The council is not only locked in a bitter legal dispute with developer Standard Life Investments (SLI) over its failure over two years to appoint a provider to manage the 37 empty affordable homes – it is now embroiled in a war of words over ‘lost’ car parking revenue worth hundreds of thousands of pounds.
Before construction began on the site, the council sold public land to SLI for £1 to build the retail and housing centre and car park on the basis that a fee, understood to be between £250,000 and £300,000, was received in parking revenue each year.
However, the NWN can exclusively reveal that the council has not yet received a penny from either of the first two full years of operation.
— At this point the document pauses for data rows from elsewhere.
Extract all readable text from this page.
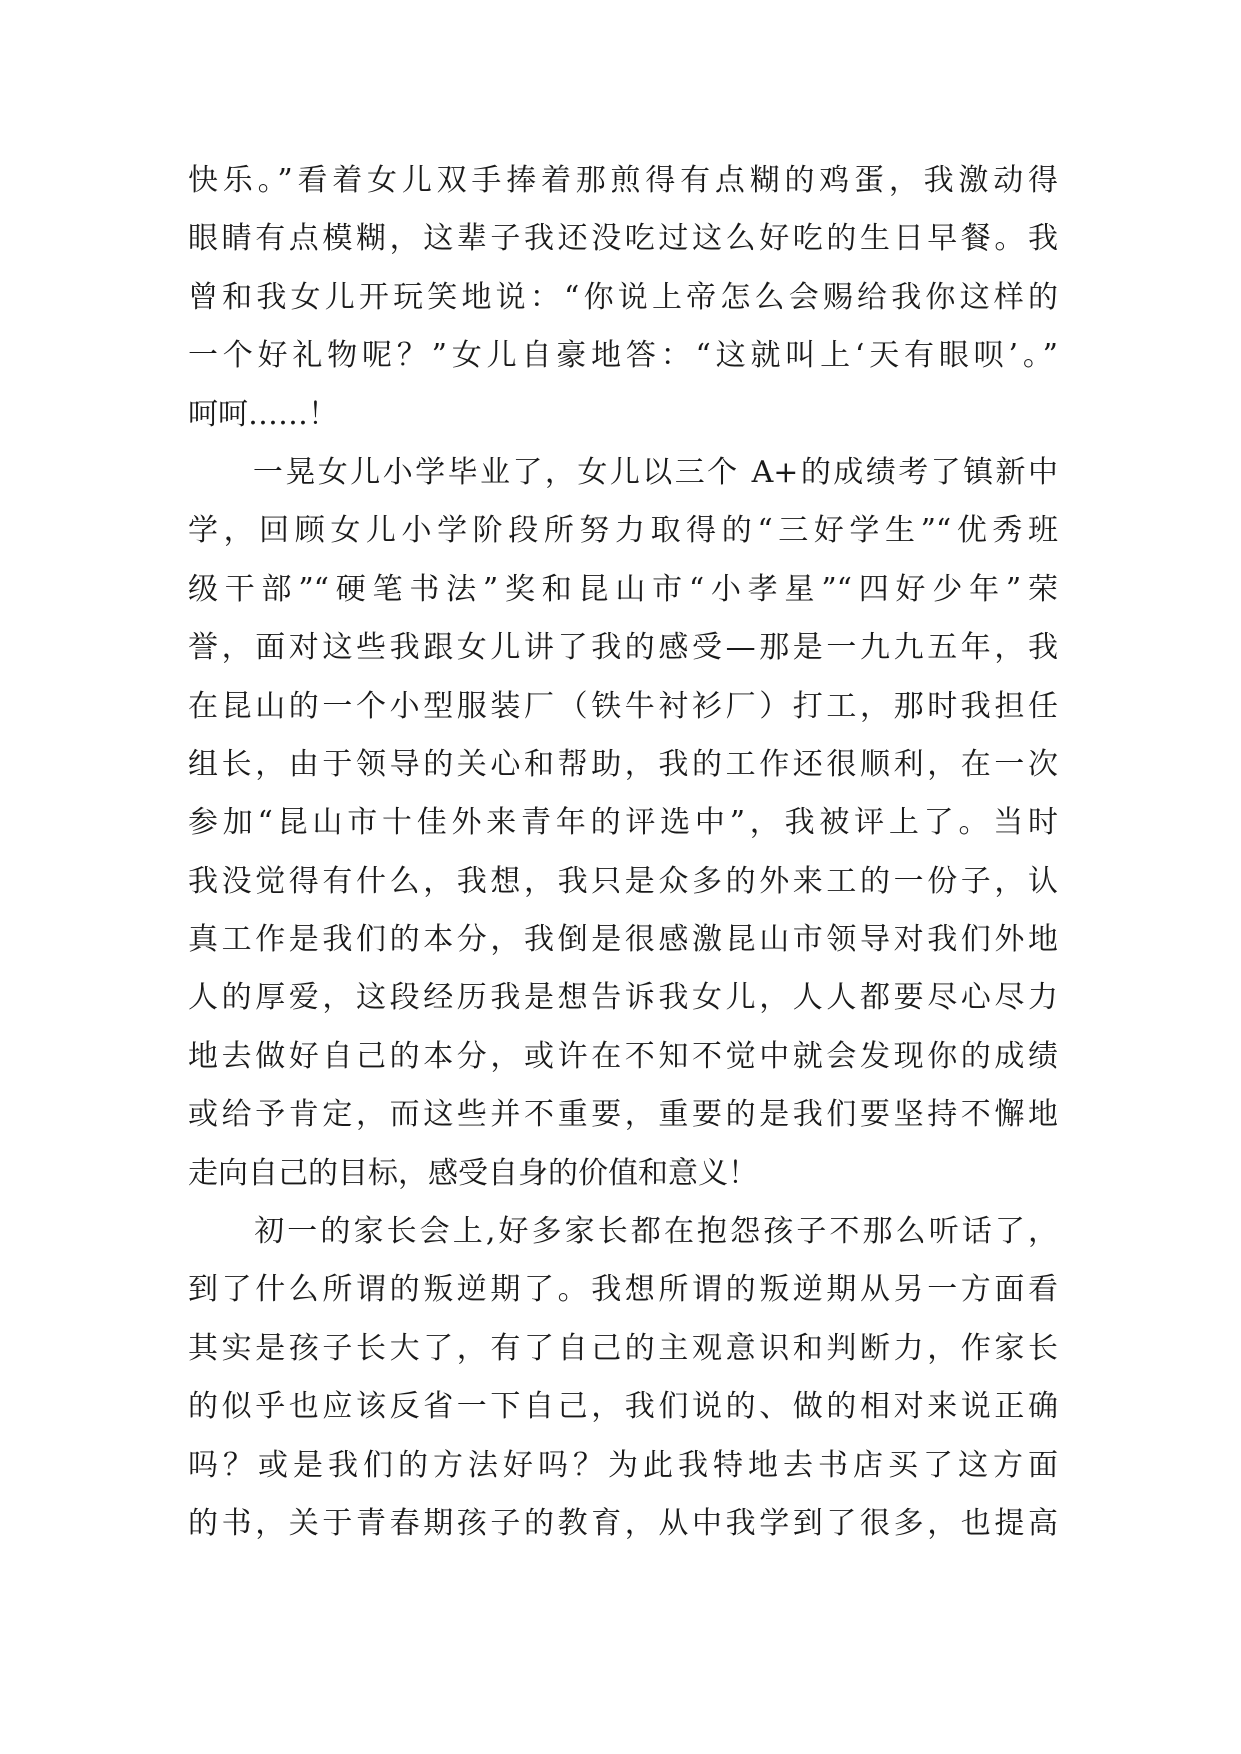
快乐。”看着女儿双手捧着那煎得有点糊的鸡蛋，我激动得
眼睛有点模糊，这辈子我还没吃过这么好吃的生日早餐。我
曾和我女儿开玩笑地说：“你说上帝怎么会赐给我你这样的
一个好礼物呢？”女儿自豪地答：“这就叫上‘天有眼呗’。”
呵呵……！
　　一晃女儿小学毕业了，女儿以三个 A+的成绩考了镇新中
学，回顾女儿小学阶段所努力取得的“三好学生”“优秀班
级干部”“硬笔书法”奖和昆山市“小孝星”“四好少年”荣
誉，面对这些我跟女儿讲了我的感受—那是一九九五年，我
在昆山的一个小型服装厂（铁牛衬衫厂）打工，那时我担任
组长，由于领导的关心和帮助，我的工作还很顺利，在一次
参加“昆山市十佳外来青年的评选中”，我被评上了。当时
我没觉得有什么，我想，我只是众多的外来工的一份子，认
真工作是我们的本分，我倒是很感激昆山市领导对我们外地
人的厚爱，这段经历我是想告诉我女儿，人人都要尽心尽力
地去做好自己的本分，或许在不知不觉中就会发现你的成绩
或给予肯定，而这些并不重要，重要的是我们要坚持不懈地
走向自己的目标，感受自身的价值和意义！
　　初一的家长会上,好多家长都在抱怨孩子不那么听话了，
到了什么所谓的叛逆期了。我想所谓的叛逆期从另一方面看
其实是孩子长大了，有了自己的主观意识和判断力，作家长
的似乎也应该反省一下自己，我们说的、做的相对来说正确
吗？或是我们的方法好吗？为此我特地去书店买了这方面
的书，关于青春期孩子的教育，从中我学到了很多，也提高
This week, SLI confirmed it had not paid any money to the council as it was still waiting for the land transfer to take place as stated in an agreement between the two parties. However, the council says the blame lies with SLI as it is still waiting for agreed plans.
The dispute means that the local authority is losing out on vital revenue at a time when it has to cut services to save £5.9m.
Leader of the opposition, Jeff Brooks, intends to ask the council at a meeting next week whether it has received any money. He also claims that the council – which had to pay £900,000 towards the affordable housing – has delayed the transfer of the land so it can continue to block SLI from selling any more private homes at the Parkway Living Complex.
He said: “We have given them £900,000 and we have absolutely nothing to show for it. No homes, no car parking money, nothing.”
A spokesman for SLI said: “Under the terms of the contract we have with the council in respect of the car park, payments are only due once the deed (agreement) has been completed. The deed is contingent on a land transfer which the council has not yet facilitated.”
Council spokeswoman, Peta Stoddart-Crompton, said: “Our solicitors are waiting for agreed plans from SLI which they (SLI) didn’t send last year. Therefore, it would appear that this delay lies with SLI and not with the council.”